It came with such suddenness that I was completely shocked. It was a typical Wednesday evening and I was sitting on the dry grass outside the church building with a group of junior-high students. My first year in college, I had decided to be a sponsor for this church group that met every Sunday morning and Wednesday night. No one knew better than me, what a hyperactive bunch junior-highers were. At the age between child and adult, the awkwardness of these adolescents was evident. It was difficult to keep their attention for any amount of time.
Maybe that was why we decided to hold the worship service on the grass outside the church. The youth pastor may have thought that a natural environment would spark a deeper devotion to praising God. Whatever the reason, I was seated outside, surrounded by kids I had come to know pretty well in a few short months. The sun was still high in the sky on that September evening, as the youth pastor started a song on his guitar. Everyone was slightly restless and I questioned whether this was a good idea, as I tried to quiet a few students.
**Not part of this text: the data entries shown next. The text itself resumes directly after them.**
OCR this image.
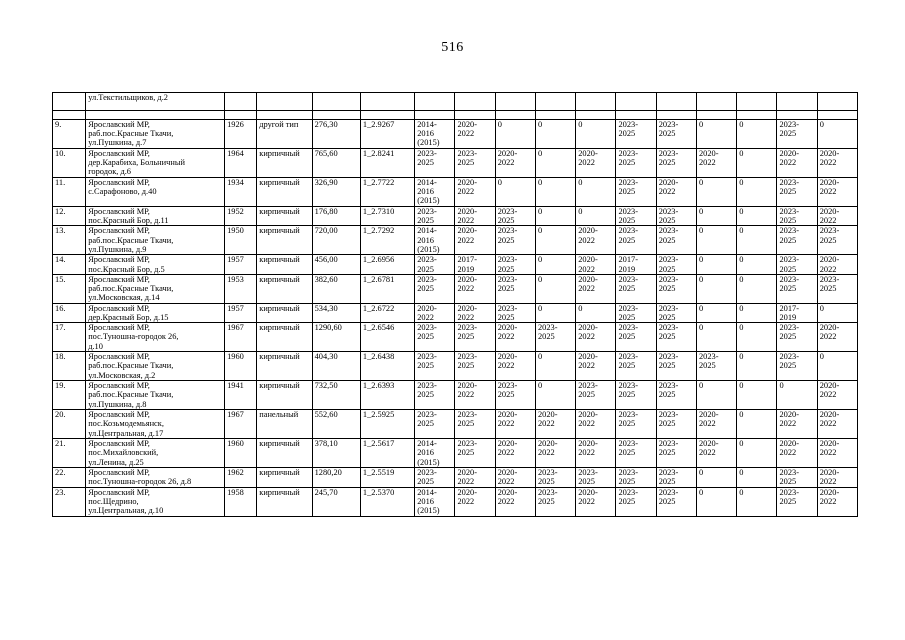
516
	ул.Текстильщиков, д.2															

9.	Ярославский МР,
раб.пос.Красные Ткачи,
ул.Пушкина, д.7	1926	другой тип	276,30	1_2.9267	2014-
2016
(2015)	2020-
2022	0	0	0	2023-
2025	2023-
2025	0	0	2023-
2025	0
10.	Ярославский МР,
дер.Карабиха, Больничный
городок, д.6	1964	кирпичный	765,60	1_2.8241	2023-
2025	2023-
2025	2020-
2022	0	2020-
2022	2023-
2025	2023-
2025	2020-
2022	0	2020-
2022	2020-
2022
11.	Ярославский МР,
с.Сарафоново, д.40	1934	кирпичный	326,90	1_2.7722	2014-
2016
(2015)	2020-
2022	0	0	0	2023-
2025	2020-
2022	0	0	2023-
2025	2020-
2022
12.	Ярославский МР,
пос.Красный Бор, д.11	1952	кирпичный	176,80	1_2.7310	2023-
2025	2020-
2022	2023-
2025	0	0	2023-
2025	2023-
2025	0	0	2023-
2025	2020-
2022
13.	Ярославский МР,
раб.пос.Красные Ткачи,
ул.Пушкина, д.9	1950	кирпичный	720,00	1_2.7292	2014-
2016
(2015)	2020-
2022	2023-
2025	0	2020-
2022	2023-
2025	2023-
2025	0	0	2023-
2025	2023-
2025
14.	Ярославский МР,
пос.Красный Бор, д.5	1957	кирпичный	456,00	1_2.6956	2023-
2025	2017-
2019	2023-
2025	0	2020-
2022	2017-
2019	2023-
2025	0	0	2023-
2025	2020-
2022
15.	Ярославский МР,
раб.пос.Красные Ткачи,
ул.Московская, д.14	1953	кирпичный	382,60	1_2.6781	2023-
2025	2020-
2022	2023-
2025	0	2020-
2022	2023-
2025	2023-
2025	0	0	2023-
2025	2023-
2025
16.	Ярославский МР,
дер.Красный Бор, д.15	1957	кирпичный	534,30	1_2.6722	2020-
2022	2020-
2022	2023-
2025	0	0	2023-
2025	2023-
2025	0	0	2017-
2019	0
17.	Ярославский МР,
пос.Туношна-городок 26,
д.10	1967	кирпичный	1290,60	1_2.6546	2023-
2025	2023-
2025	2020-
2022	2023-
2025	2020-
2022	2023-
2025	2023-
2025	0	0	2023-
2025	2020-
2022
18.	Ярославский МР,
раб.пос.Красные Ткачи,
ул.Московская, д.2	1960	кирпичный	404,30	1_2.6438	2023-
2025	2023-
2025	2020-
2022	0	2020-
2022	2023-
2025	2023-
2025	2023-
2025	0	2023-
2025	0
19.	Ярославский МР,
раб.пос.Красные Ткачи,
ул.Пушкина, д.8	1941	кирпичный	732,50	1_2.6393	2023-
2025	2020-
2022	2023-
2025	0	2023-
2025	2023-
2025	2023-
2025	0	0	0	2020-
2022
20.	Ярославский МР,
пос.Козьмодемьянск,
ул.Центральная, д.17	1967	панельный	552,60	1_2.5925	2023-
2025	2023-
2025	2020-
2022	2020-
2022	2020-
2022	2023-
2025	2023-
2025	2020-
2022	0	2020-
2022	2020-
2022
21.	Ярославский МР,
пос.Михайловский,
ул.Ленина, д.25	1960	кирпичный	378,10	1_2.5617	2014-
2016
(2015)	2023-
2025	2020-
2022	2020-
2022	2020-
2022	2023-
2025	2023-
2025	2020-
2022	0	2020-
2022	2020-
2022
22.	Ярославский МР,
пос.Туношна-городок 26, д.8	1962	кирпичный	1280,20	1_2.5519	2023-
2025	2020-
2022	2020-
2022	2023-
2025	2023-
2025	2023-
2025	2023-
2025	0	0	2023-
2025	2020-
2022
23.	Ярославский МР,
пос.Щедрино,
ул.Центральная, д.10	1958	кирпичный	245,70	1_2.5370	2014-
2016
(2015)	2020-
2022	2020-
2022	2023-
2025	2020-
2022	2023-
2025	2023-
2025	0	0	2023-
2025	2020-
2022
As the music played on and we sang, I scanned the crowd before me. In front of me sat a popular boy with red hair. He was a good-looking kid with a mellow personality. His friends were beside him and seemed to be snickering among themselves. A warm breeze blew my wavy hair. I closed my eyes in order to focus more on God and less on the distractions around me.
That is when it happened. It was like a flash across my mind, imprinting on it, a picture that I had not created. Suddenly, I saw before me the same exact scene that I had viewed with my eyes open only a second before. There was the brown grass, the sun making its way towards the west, and the youth pastor playing his guitar. Yet something was distinctly different about the setting. Instead of sitting on the grass silently listening to the music, or whispering to their friends, the junior-highers were knelling on the ground. Some of them had their hands in the air, others their faces to the ground in prayer. Something had significantly happened to these kids. Everyone seemed lost in the moment with eyes closed and tears streaming down their faces. The air was filled with the loud prayers of students who, for the first time, didn’t seem to care what their peers thought of them.
The thing that struck me with the greatest force was the image of the redheaded kid that was in front of me. He was on his knees, like the others, but was crying out to God, “Change me, change me!” His eyes closed, the expression on his face was one of deep desire and longing, as tears rolled down his cheeks. It was so real, that for the split second that it happened, I forgot that I had even closed my eyes.
Shocked, I opened my eyes. There, before me, sat every kid that I had seen so clearly imprinted on my mind. Yet they were as I had seen them before, giggling and whispering. I stared in wonder at the redheaded boy in front of me. His friend said something into his ear and he laughed as his flingers carelessly pulled out a few blades of dry grass.